Le débat qui a eu lieu au sein de la FEDITO a pris pour point de départ la conception du soin, car cet angle de vue nous est apparu comme le plus parlant. Du point de vue du RAT, composé de médecins généralistes, ce thème est peut être encore plus instructif.
Depuis de longues années, à la lumière des colloques, rencontres, et autres discussions cliniques et/ou théorico-cliniques, la conception de l’addiction parmi ceux qui la prennent en charge, a beaucoup évolué.
Si au départ, notre premier combat (dans les années 85-95) était de faire sortir le « toxicomane » de la catégorie délinquant pour le faire entrer dans la catégorie malade, et par la même construire et justifier le déploiement de tout un secteur d’accueil pour ces « malades », le combat actuel (depuis les années 2000) s’est défini comme celui de la « banalisation » (au sens noble du terme) du comportement d’addiction.
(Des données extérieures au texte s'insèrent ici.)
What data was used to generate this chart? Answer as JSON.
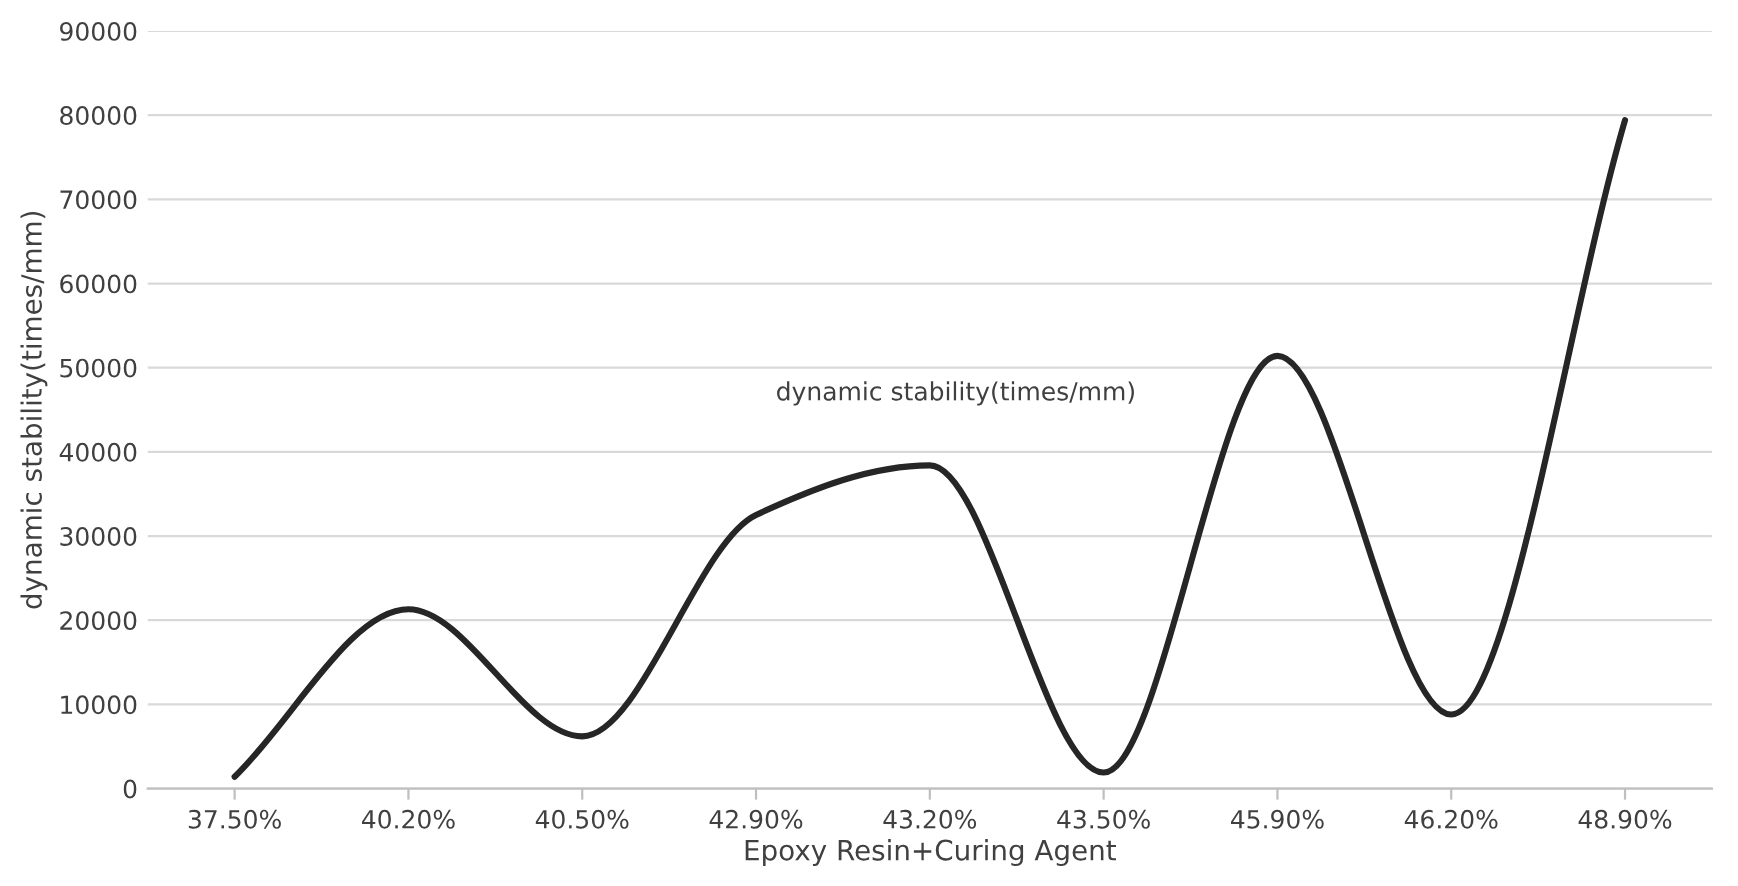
{
  "chart_data": {
    "type": "line",
    "xlabel": "Epoxy Resin+Curing Agent",
    "ylabel": "dynamic stability(times/mm)",
    "categories": [
      "37.50%",
      "40.20%",
      "40.50%",
      "42.90%",
      "43.20%",
      "43.50%",
      "45.90%",
      "46.20%",
      "48.90%"
    ],
    "series": [
      {
        "name": "dynamic stability(times/mm)",
        "color": "#262626",
        "values": [
          1400,
          21300,
          6200,
          32500,
          38400,
          1900,
          51400,
          8800,
          79400
        ]
      }
    ],
    "ylim": [
      0,
      90000
    ],
    "yticks": [
      0,
      10000,
      20000,
      30000,
      40000,
      50000,
      60000,
      70000,
      80000,
      90000
    ],
    "grid": "y",
    "legend": false,
    "marker": "none",
    "line_style": "solid"
  }
}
Banalisation signifie de comprendre l’addiction non comme une maladie, mais comme un comportement qui peut s’installer chez toute personne, comme une forme d’automédication, qui a pour but de la soutenir pour traverser une période de traumatisme ou de stress majeur, lorsque ce stress excède sa capacité de « métabolisation » personnelle, sa capacité de le supporter.
C’est cette conception qui ouvre la porte au déploiement du secteur tel qu’il s’est fait, avec le pan prévention, avec le pan soins, mais aussi avec le pan réduction des risques, et toutes ses facettes depuis l’échange de seringues jusqu’aux salles de consommation à moindre risque, en passant par les dispositifs de testing de pilules en milieu festif, visant avant tout une stratégie de contact, même embryonnaire, avec ce public. Partant de l’idée que tôt ou tard la plupart des « addicts » feront une rencontre qui les aidera à métaboliser autrement le traumatisme insoutenable et à reprendre le cours de leur vie, toute stratégie de limitation des dommages que l’usage abusif de produits ou de comportements à risques pourrait occasionner, prend tout son sens.
C’est pourquoi, dans un grand nombre de cas, les généralistes peuvent soigner efficacement ces patients sans recourir à autre chose comme soutien que le soutien psychosocial du type de celui que donne le RAT par exemple, c’est-à-dire un soutien inclus au sein de la première ligne de soin. Sauf exception, comme un sevrage d’alcool par exemple, ces patients ne doivent pas du tout obligatoirement recourir à l’aide de services spécialisés comme les services psychiatriques. L’appel à la deuxième ligne est relativement rare et pas du tout structurellement nécessaire.
La conception utilisée au sein de notre secteur est une conception du soin qui se passe dans le registre de l’accompagnement, du soutien, de l’aide sociale, en termes « psys » on dirait du « renforcement narcissique » de la personne, pour qu’elle trouve en elle les ressources nécessaires à sortir de ses difficultés autrement qu’en recourant aux produits ou aux comportements « drogues ».
Il n’en va pas du tout de même dans le domaine de la santé et de la maladie mentale. Il est par exemple difficile d’imaginer des dispositifs de « réduction de risques de psychose », et même si il est évident que les généralistes font beaucoup dans le domaine de la santé mentale, le recours aux services psychiatriques, que ce soit sous forme de médication ou d’hospitalisation, est de toute évidence plus nécessaire lorsqu’on parle de maladie mentale, ou de santé mentale.
Le mot soin en français est largement polysémique. Du « prends soin de toi » aux chimiothérapies, du soin palliatif aux techniques de diagnostic pointues, il y a toutes les facettes de ce qu’un humain peut faire pour un autre, de ce qu’une société peut penser pour panser les siens.
Soin n’égale pas soin, mais la définition du sens du mot dans les différents usages qu’on en fait prend aujourd’hui une importance qu’on n’avait peut-être pas vraiment imaginée.